For Texans, it is a problem that hits close to home.
The analysis of the federal government data, conducted by American Road & Transportation Builders Association (ARTBA) Chief Economist Dr. Alison Premo Black, shows cars, trucks and school buses cross Texas’s 1,127 structurally compromised bridges 2.5 million times every day. Not surprisingly, the most heavily traveled are on the Interstate Highway System, which carries the bulk of truck traffic and passenger vehicles.
The bridge problem could get a whole lot worse soon, Black warns. The federal Highway Trust Fund (HTF) is the source of 52 percent of highway and bridge capital investments made annually by state governments.
The HTF has suffered five revenue shortfalls between 2008 and 2014, and has been bailed out with nearly $65 billion in revenues from the General Fund just to preserve existing investment levels.
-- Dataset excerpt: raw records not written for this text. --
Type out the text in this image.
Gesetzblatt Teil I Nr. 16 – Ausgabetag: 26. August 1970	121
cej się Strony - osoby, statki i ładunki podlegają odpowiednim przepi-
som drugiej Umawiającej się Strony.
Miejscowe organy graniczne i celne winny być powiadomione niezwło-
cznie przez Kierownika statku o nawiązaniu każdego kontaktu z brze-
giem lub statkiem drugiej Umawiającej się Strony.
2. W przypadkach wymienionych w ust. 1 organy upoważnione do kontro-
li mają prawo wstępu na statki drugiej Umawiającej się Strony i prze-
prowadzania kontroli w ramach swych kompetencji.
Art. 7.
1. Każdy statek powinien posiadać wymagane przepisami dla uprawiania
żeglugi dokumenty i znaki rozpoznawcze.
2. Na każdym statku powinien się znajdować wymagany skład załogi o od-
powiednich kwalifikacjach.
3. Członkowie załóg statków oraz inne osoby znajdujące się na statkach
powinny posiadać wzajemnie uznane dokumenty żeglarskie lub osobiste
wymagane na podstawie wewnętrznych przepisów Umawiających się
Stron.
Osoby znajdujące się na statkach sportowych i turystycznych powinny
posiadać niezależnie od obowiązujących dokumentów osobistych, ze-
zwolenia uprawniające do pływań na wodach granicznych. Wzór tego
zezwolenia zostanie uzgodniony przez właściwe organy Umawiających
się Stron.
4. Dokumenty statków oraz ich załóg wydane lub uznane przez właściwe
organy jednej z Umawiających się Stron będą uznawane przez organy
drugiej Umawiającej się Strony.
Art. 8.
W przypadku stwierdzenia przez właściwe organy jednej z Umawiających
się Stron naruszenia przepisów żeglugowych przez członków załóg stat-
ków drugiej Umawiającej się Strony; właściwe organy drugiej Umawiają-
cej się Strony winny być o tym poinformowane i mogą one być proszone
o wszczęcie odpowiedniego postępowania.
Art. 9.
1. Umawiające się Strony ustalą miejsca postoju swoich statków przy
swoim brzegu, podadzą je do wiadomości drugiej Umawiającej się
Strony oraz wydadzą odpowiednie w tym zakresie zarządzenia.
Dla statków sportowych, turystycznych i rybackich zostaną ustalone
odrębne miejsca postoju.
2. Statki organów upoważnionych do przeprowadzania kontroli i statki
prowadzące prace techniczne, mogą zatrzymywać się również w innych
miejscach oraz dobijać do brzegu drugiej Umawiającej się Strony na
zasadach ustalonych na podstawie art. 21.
The latest extension of federal highway and transit funding through the HTF expires on May 31, absent congressional action.
Nearly a dozen states so far have canceled or delayed road and bridge projects because of the continued uncertainty over the trust fund situation. ARTBA expects that number to increase as the deadline nears.
“State and local governments are doing the best they can to address these significant challenges, given limited resources,” Black says. Bridge investments have been growing in recent years, Black says, but it has come at the expense of highway and pavement spending, which has dropped over 20 percent in the last five years.